- In “The Probate Regime: Enchanted Bureaucracy, Islamic Law, and the Capital of Orphans in Nineteenth-Century Egypt” (Law and History Review (2022)), Adam Mestyan (Duke University) and Rezk Nori (Center for Contemporary History of Egypt) “explore the ‘probate regime,’ an administrative field of government activity of legally transferring, taxing, and administering bequests” and how it manifested itself in 19th century Egypt.
- In “Controls Of the Marriage Contract in The Personal Status Law in Sharia” (resmilitaris 13, no. 1 (2023)), Anoud Madloul Sobhan Saeed (AlKut University College, Iraq) and others describe the Iraqi legislature’s approach to devising rules of personal status law based on Islamic law.
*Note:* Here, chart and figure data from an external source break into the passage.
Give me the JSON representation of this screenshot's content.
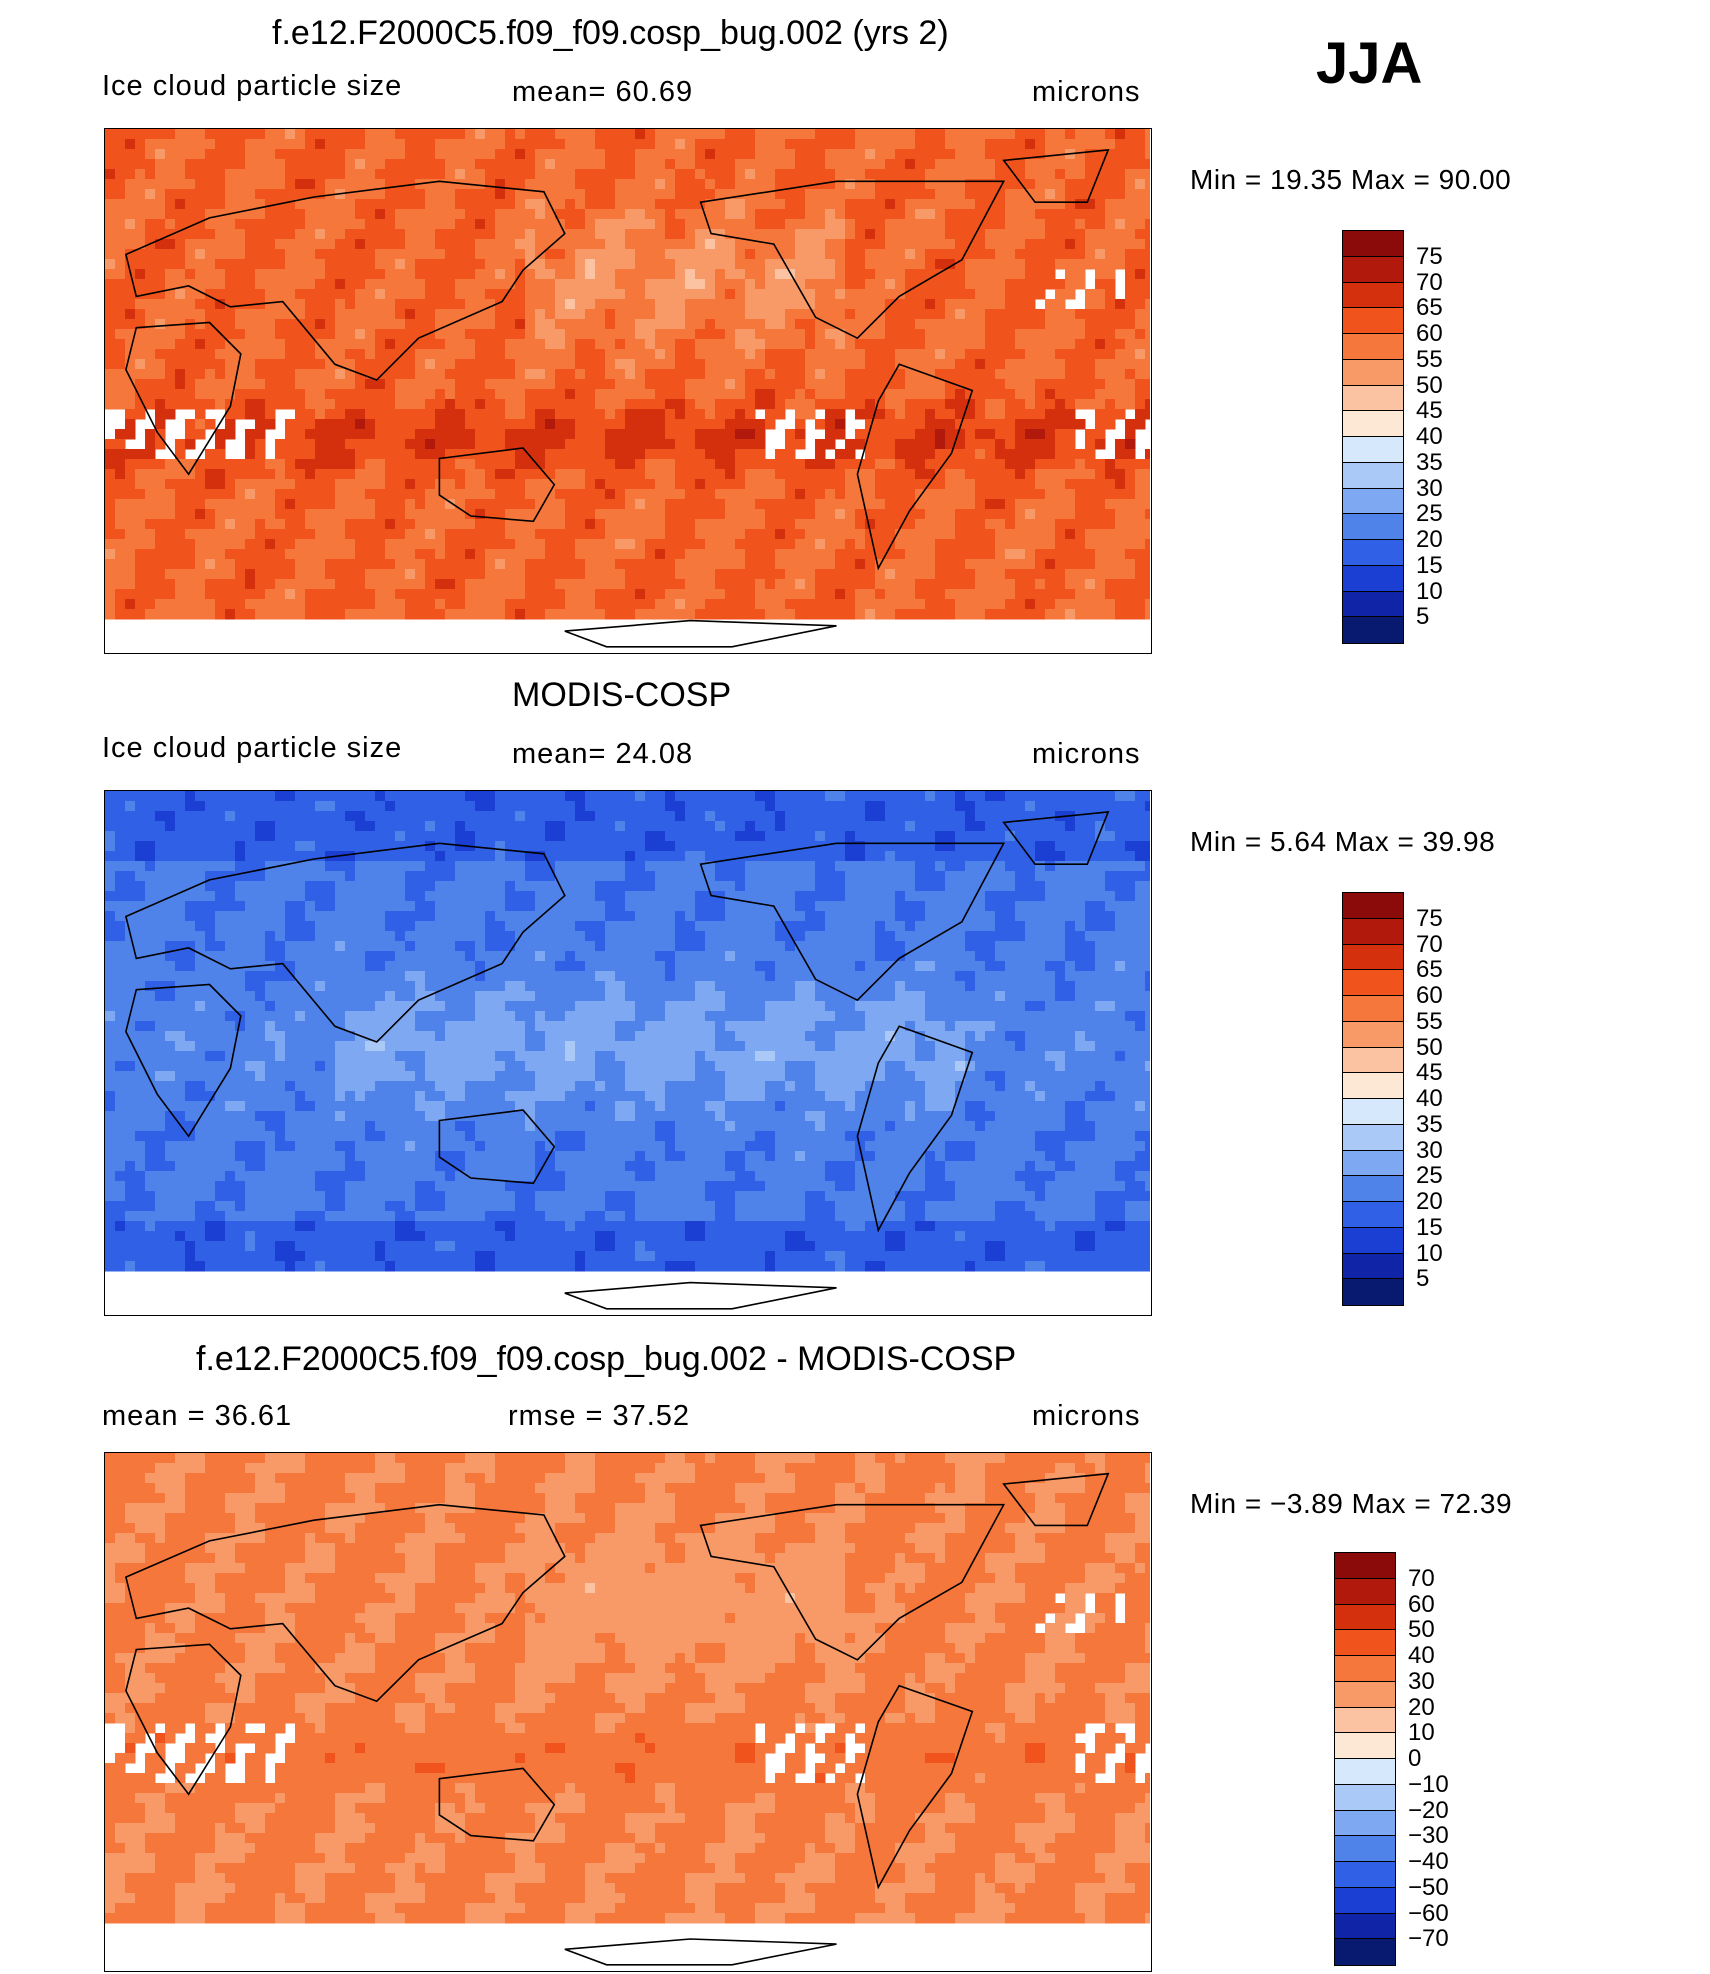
{
  "season": "JJA",
  "panels": [
    {
      "title": "f.e12.F2000C5.f09_f09.cosp_bug.002 (yrs 2)",
      "left_label": "Ice cloud particle size",
      "mid_label": "mean=   60.69",
      "units": "microns",
      "minmax": "Min  =    19.35  Max  =    90.00",
      "field": "model",
      "colorbar": {
        "labels": [
          "75",
          "70",
          "65",
          "60",
          "55",
          "50",
          "45",
          "40",
          "35",
          "30",
          "25",
          "20",
          "15",
          "10",
          "5"
        ],
        "colors": [
          "#8b0a0a",
          "#b0190c",
          "#d4300e",
          "#f0541c",
          "#f6773c",
          "#f89a68",
          "#fbc3a2",
          "#fde8d6",
          "#d6e8fb",
          "#aac9f7",
          "#7fa8f2",
          "#4f83ea",
          "#2f60e6",
          "#1a3fd2",
          "#0f24a6",
          "#071a70"
        ]
      }
    },
    {
      "title": "MODIS-COSP",
      "left_label": "Ice cloud particle size",
      "mid_label": "mean=   24.08",
      "units": "microns",
      "minmax": "Min  =     5.64  Max  =    39.98",
      "field": "obs",
      "colorbar": {
        "labels": [
          "75",
          "70",
          "65",
          "60",
          "55",
          "50",
          "45",
          "40",
          "35",
          "30",
          "25",
          "20",
          "15",
          "10",
          "5"
        ],
        "colors": [
          "#8b0a0a",
          "#b0190c",
          "#d4300e",
          "#f0541c",
          "#f6773c",
          "#f89a68",
          "#fbc3a2",
          "#fde8d6",
          "#d6e8fb",
          "#aac9f7",
          "#7fa8f2",
          "#4f83ea",
          "#2f60e6",
          "#1a3fd2",
          "#0f24a6",
          "#071a70"
        ]
      }
    },
    {
      "title": "f.e12.F2000C5.f09_f09.cosp_bug.002 - MODIS-COSP",
      "left_label": "mean  =    36.61",
      "mid_label": "rmse  =    37.52",
      "units": "microns",
      "minmax": "Min  =   −3.89  Max  =    72.39",
      "field": "diff",
      "colorbar": {
        "labels": [
          "70",
          "60",
          "50",
          "40",
          "30",
          "20",
          "10",
          "0",
          "−10",
          "−20",
          "−30",
          "−40",
          "−50",
          "−60",
          "−70"
        ],
        "colors": [
          "#8b0a0a",
          "#b0190c",
          "#d4300e",
          "#f0541c",
          "#f6773c",
          "#f89a68",
          "#fbc3a2",
          "#fde8d6",
          "#d6e8fb",
          "#aac9f7",
          "#7fa8f2",
          "#4f83ea",
          "#2f60e6",
          "#1a3fd2",
          "#0f24a6",
          "#071a70"
        ]
      }
    }
  ]
}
- In “Jurisprudential and legal analysis of Hawala Bari from the perspective of Islamic jurisprudence” (Motaleat-e Taghribi Mazaheb-e Eslami), Babak Salimi (Allameh Tabatabai University, Tehran) “aims to use the theories and arguments of jurists to solve conflicts and find the answer to the question whether Hawala Bari is correct or not.”
- Commenting on the recent controversy following the dismissal of a professor at Hamline University for showing a visual depiction of the Prophet, Omid Safi (Duke University) said: “The fact of the matter is that these kinds of images have been an important part of the Islamic tradition.”